From c719a5d997ff276fc0a4b10b17c5fc672917fb3a Mon Sep 17 00:00:00 2001
From: Cameron Cawley <[EMAIL REDACTED]>
Date: Tue, 16 Feb 2021 15:28:16 +0000
Subject: [PATCH] Backport the NEON detection code from SDL2
---
configure | 2 +-
configure.ac | 2 +-
include/SDL_config.h.in | 2 +
include/SDL_cpuinfo.h | 1 +
src/cpuinfo/SDL_cpuinfo.c | 170 +++++++++++++++++++++++++++-----------
src/video/SDL_blit_A.c | 4 +-
src/video/SDL_surface.c | 2 +-
7 files changed, 128 insertions(+), 55 deletions(-)
diff --git a/configure b/configure
index 37e78375..9e40706c 100755
--- a/configure
+++ b/configure
@@ -16196,7 +16196,7 @@ fi
rm -f core conftest.err conftest.$ac_objext conftest.$ac_ext
fi
- for ac_func in malloc calloc realloc free getenv putenv unsetenv qsort abs bcopy memset memcpy memmove strlen strlcpy strlcat strdup _strrev _strupr _strlwr strchr strrchr strstr itoa _ltoa _uitoa _ultoa strtol strtoul _i64toa _ui64toa strtoll strtoull atoi atof strcmp strncmp _stricmp strcasecmp _strnicmp strncasecmp sscanf snprintf vsnprintf iconv sigaction setjmp nanosleep
+ for ac_func in malloc calloc realloc free getenv putenv unsetenv qsort abs bcopy memset memcpy memmove strlen strlcpy strlcat strdup _strrev _strupr _strlwr strchr strrchr strstr itoa _ltoa _uitoa _ultoa strtol strtoul _i64toa _ui64toa strtoll strtoull atoi atof strcmp strncmp _stricmp strcasecmp _strnicmp strncasecmp sscanf snprintf vsnprintf iconv sigaction setjmp nanosleep getauxval elf_aux_info
do :
as_ac_var=`$as_echo "ac_cv_func_$ac_func" | $as_tr_sh`
ac_fn_c_check_func "$LINENO" "$ac_func" "$as_ac_var"
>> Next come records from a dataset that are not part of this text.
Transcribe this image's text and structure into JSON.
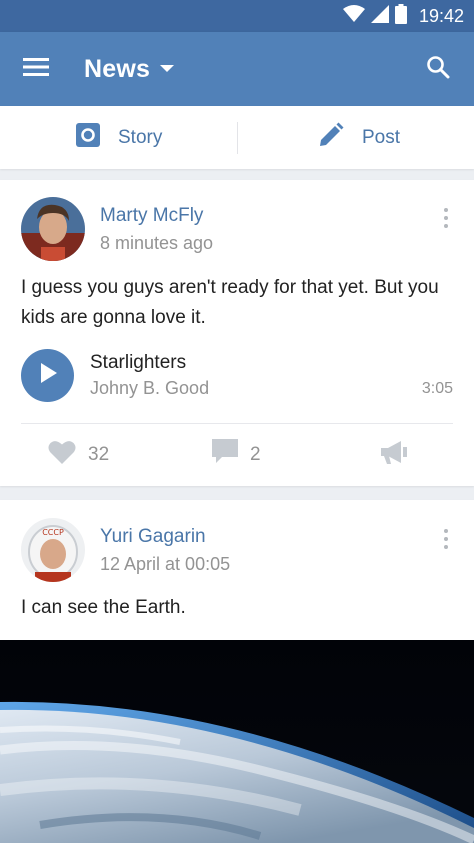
{
  "status_bar": {
    "time": "19:42"
  },
  "header": {
    "title": "News"
  },
  "composer": {
    "story_label": "Story",
    "post_label": "Post"
  },
  "posts": [
    {
      "author": "Marty McFly",
      "time": "8 minutes ago",
      "text": "I guess you guys aren't ready for that yet. But you kids are gonna love it.",
      "audio": {
        "title": "Starlighters",
        "artist": "Johny B. Good",
        "duration": "3:05"
      },
      "likes": "32",
      "comments": "2"
    },
    {
      "author": "Yuri Gagarin",
      "time": "12 April at 00:05",
      "text": "I can see the Earth."
    }
  ],
  "colors": {
    "primary": "#5181b8",
    "status_bar": "#3e68a0",
    "link": "#4a76a8",
    "secondary_text": "#939393"
  }
}
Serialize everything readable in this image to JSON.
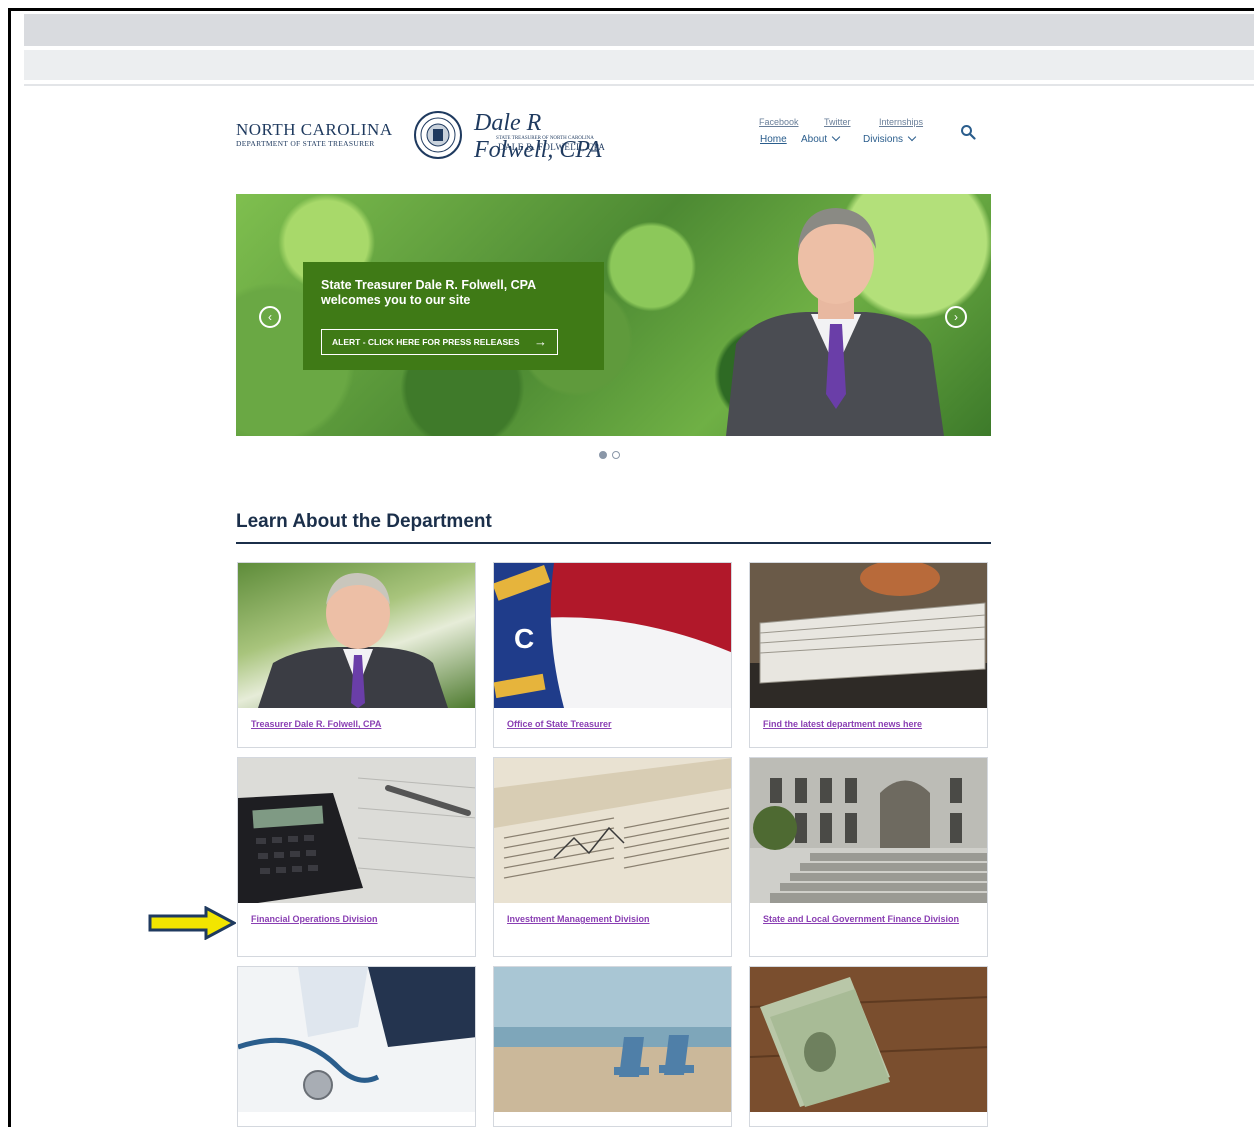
{
  "header": {
    "logo_line1": "NORTH CAROLINA",
    "logo_line2": "DEPARTMENT OF STATE TREASURER",
    "signature": "Dale R Folwell, CPA",
    "signature_sub": "STATE TREASURER OF NORTH CAROLINA",
    "signature_name": "DALE R. FOLWELL, CPA"
  },
  "social_links": [
    "Facebook",
    "Twitter",
    "Internships"
  ],
  "nav": {
    "home": "Home",
    "about": "About",
    "divisions": "Divisions"
  },
  "hero": {
    "title": "State Treasurer Dale R. Folwell, CPA welcomes you to our site",
    "button": "ALERT - CLICK HERE FOR PRESS RELEASES",
    "prev_icon": "chevron-left-icon",
    "next_icon": "chevron-right-icon",
    "slide_count": 2,
    "active_slide": 1
  },
  "section": {
    "title": "Learn About the Department"
  },
  "cards": [
    {
      "label": "Treasurer Dale R. Folwell, CPA"
    },
    {
      "label": "Office of State Treasurer"
    },
    {
      "label": "Find the latest department news here"
    },
    {
      "label": "Financial Operations Division"
    },
    {
      "label": "Investment Management Division"
    },
    {
      "label": "State and Local Government Finance Division"
    },
    {
      "label": ""
    },
    {
      "label": ""
    },
    {
      "label": ""
    }
  ],
  "colors": {
    "accent": "#1b2f4a",
    "link": "#8a3fb3",
    "hero_box": "#3f7a16",
    "indicator": "#f2e500"
  }
}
diff --git a/configure.ac b/configure.ac
index b02cd851..5c832a60 100644
--- a/configure.ac
+++ b/configure.ac
@@ -176,7 +176,7 @@ if test x$enable_libc = xyes; then
AC_DEFINE(HAVE_MPROTECT)
]),
)
- AC_CHECK_FUNCS(malloc calloc realloc free getenv putenv unsetenv qsort abs bcopy memset memcpy memmove strlen strlcpy strlcat strdup _strrev _strupr _strlwr strchr strrchr strstr itoa _ltoa _uitoa _ultoa strtol strtoul _i64toa _ui64toa strtoll strtoull atoi atof strcmp strncmp _stricmp strcasecmp _strnicmp strncasecmp sscanf snprintf vsnprintf iconv sigaction setjmp nanosleep)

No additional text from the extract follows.